Author draws on past to write ghostly new work

Christine Paice with her new book, The Word Ghost, which she began writing in 1995. Picture: DAVID HALL

Christine Paice with her new book, The Word Ghost, which she began writing in 1995. Picture: DAVID HALL

YOU can tell by the look on her face that author Christine Paice is extremely proud of her fourth book, The Word Ghost, which she launched in Kiama recently.

Paice is the author of two published collections of poetry: Mad Oaks and Staring At The Aral Sea and a children's book, The Great Rock Whale, which was published by Hachette Australia in 2009.

The Word Ghost has been a bit of a long-term project according to Paice, and has "changed shape" a lot over the past four years.
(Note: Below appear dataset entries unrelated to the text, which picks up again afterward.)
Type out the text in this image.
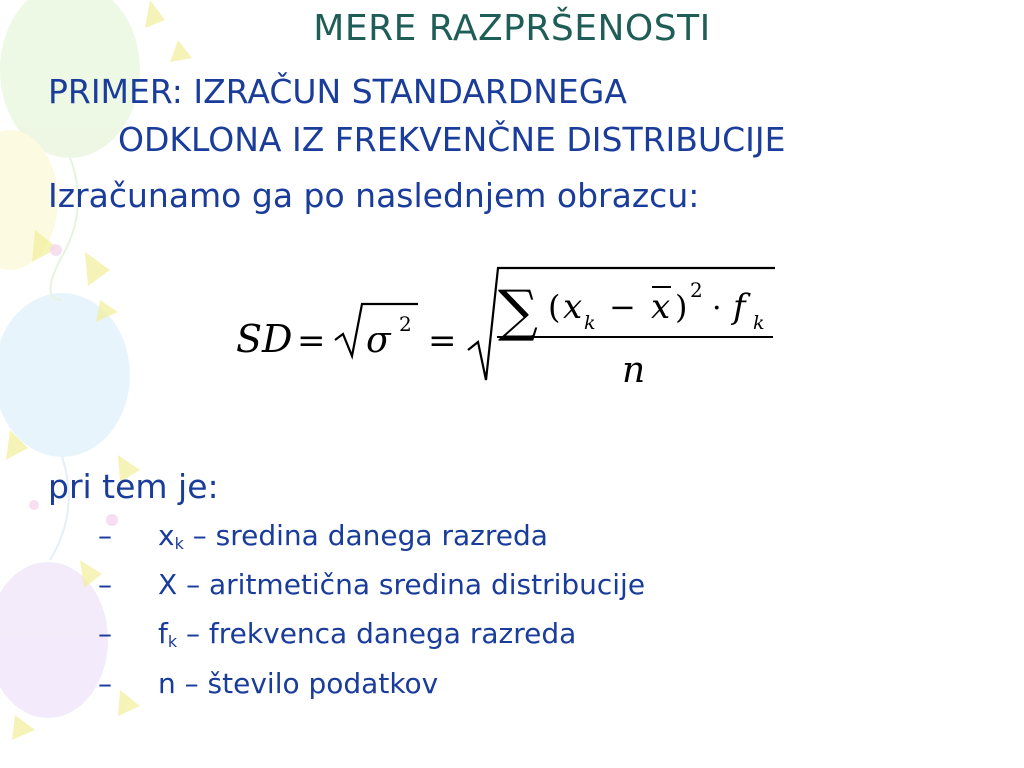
MERE RAZPRŠENOSTI
PRIMER: IZRAČUN STANDARDNEGA
ODKLONA IZ FREKVENČNE DISTRIBUCIJE
Izračunamo ga po naslednjem obrazcu:
SD = σ 2 = ∑ ( x k − x ) 2
· f k
n
pri tem je:
– $x_k$ – sredina danega razreda
– X – aritmetična sredina distribucije
– $f_k$ – frekvenca danega razreda
– n – število podatkov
She started the book in 1995 and there were periods when she wouldn't look at it for years on end.

"Sometimes I sat at the computer thinking 'what in the bloody hell am I doing?', but I knew where I wanted the story to finish," she said.

"I wanted to write about a place I remembered intensely from my past in England during my teenage years and in fact there is probably a sort of autobiographical theme in parts of the story."

The Word Ghost is set in 1973 and features 15 year old Rebecca Buddle, who is madly in love with Dave, but after a few months is forced to move with her family to Brightly.

But unbeknowns to Rebecca there are weird things going on inside their new house and the village.

"The house is haunted by the ghost of Algernon Keats, grand-nephew of famous romantic poet John Keats, who passed away before he could write the poetry he was meant to write and sees the whimsical Rebecca . . . as his way of producing his work.

"There is a whimsical sadness to the story, but more than a 'coming of age'. It was more like a 'coming of words' story as Albernon tries to convince Rebecca to help him, to no avail."

The book has been published by Allen and Unwin.